Another hard one. However, I'm getting better at this; rather than saying 'Eating is getting me down, so I'll not eat what I'm supposed to' I am finally acknowledging that it's hard, facing the fear and doing it anyway in the hope of a brighter future. I'm also guilty of feeling low and wallowing in that emotion, whereas the correct is response is recognising that I'm feeling low and doing something about it - blogging, listening to music, watching a good tv show and most importantly, not socially isolating myself. 
7. Be grateful for the small things that bring joy to your day.

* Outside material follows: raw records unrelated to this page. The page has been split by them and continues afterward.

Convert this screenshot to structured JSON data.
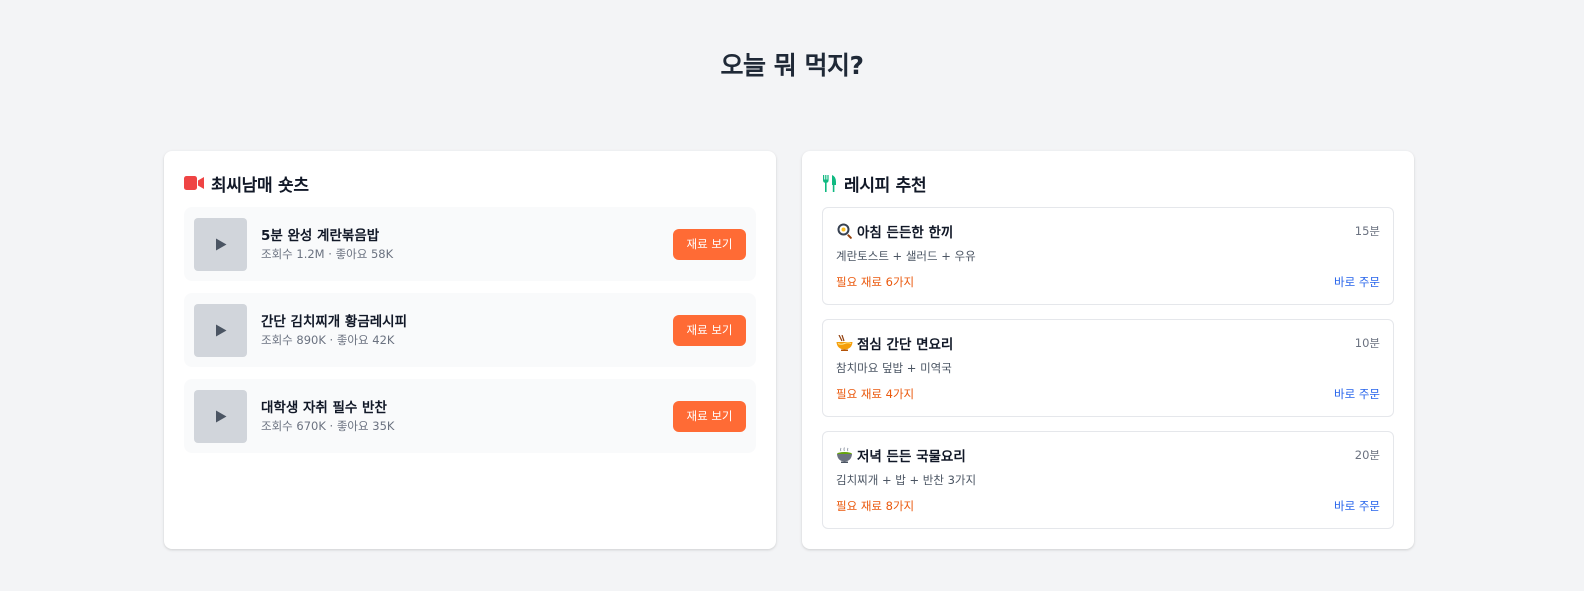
{
  "page": {
    "title": "오늘 뭐 먹지?"
  },
  "colors": {
    "accent": "#ff6b35",
    "video_icon": "#ef4444",
    "fork_icon": "#10b981",
    "need_text": "#ea580c",
    "order_text": "#2563eb"
  },
  "shorts": {
    "title": "최씨남매 숏츠",
    "icon": "video-camera-icon",
    "items": [
      {
        "title": "5분 완성 계란볶음밥",
        "meta": "조회수 1.2M · 좋아요 58K",
        "button": "재료 보기"
      },
      {
        "title": "간단 김치찌개 황금레시피",
        "meta": "조회수 890K · 좋아요 42K",
        "button": "재료 보기"
      },
      {
        "title": "대학생 자취 필수 반찬",
        "meta": "조회수 670K · 좋아요 35K",
        "button": "재료 보기"
      }
    ]
  },
  "recipes": {
    "title": "레시피 추천",
    "icon": "fork-knife-icon",
    "items": [
      {
        "icon": "frying-pan-icon",
        "name": "아침 든든한 한끼",
        "time": "15분",
        "combo": "계란토스트 + 샐러드 + 우유",
        "need": "필요 재료 6가지",
        "order": "바로 주문"
      },
      {
        "icon": "noodle-bowl-icon",
        "name": "점심 간단 면요리",
        "time": "10분",
        "combo": "참치마요 덮밥 + 미역국",
        "need": "필요 재료 4가지",
        "order": "바로 주문"
      },
      {
        "icon": "stew-pot-icon",
        "name": "저녁 든든 국물요리",
        "time": "20분",
        "combo": "김치찌개 + 밥 + 반찬 3가지",
        "need": "필요 재료 8가지",
        "order": "바로 주문"
      }
    ]
  }
}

I have started this in earnest recently. Last night, I was so thankful for getting into my warm bed with a good book and my sunset lamp, and this morning the beautiful sunset was a glorious way to start the day. I'm even finding a way of bringing joy to wisdom teeth pain - the joy that comes when the painkillers kick in!
8. Take your eyes off the past, and things that have gone wrong, and think about "next time" and what you'll do differently. 
On my low days, all I can focus on is where I've gone wrong in my life. Choosing the wrong subjects at school, quitting University the first time, buying an apartment then refusing to live in it, dropping out of nursing…when I get caught up in this spiral of doom I just plummet into depression. Instead, I need to look forward; acknowledge that I have learned from the past and have lots to look forward to in the future. My mistakes have made me more resilient, more resourceful, not afraid to speak my mind and make changes…it's not all negative. 
9. Relinquish the need to try and fix other people- and just focus on creating your own happiness.
This is a HUGE one for me. I feel a constant need to improve and change the lives of others. Instead of focusing on the intricate details of my family and friends, I have to concentrate on ME and what will make MY life better. Taking a step back and letting people make some decisions for themselves would serve me well. 
10. Recognise that happiness is a choice. It may be hard work, but you can choose your attitude.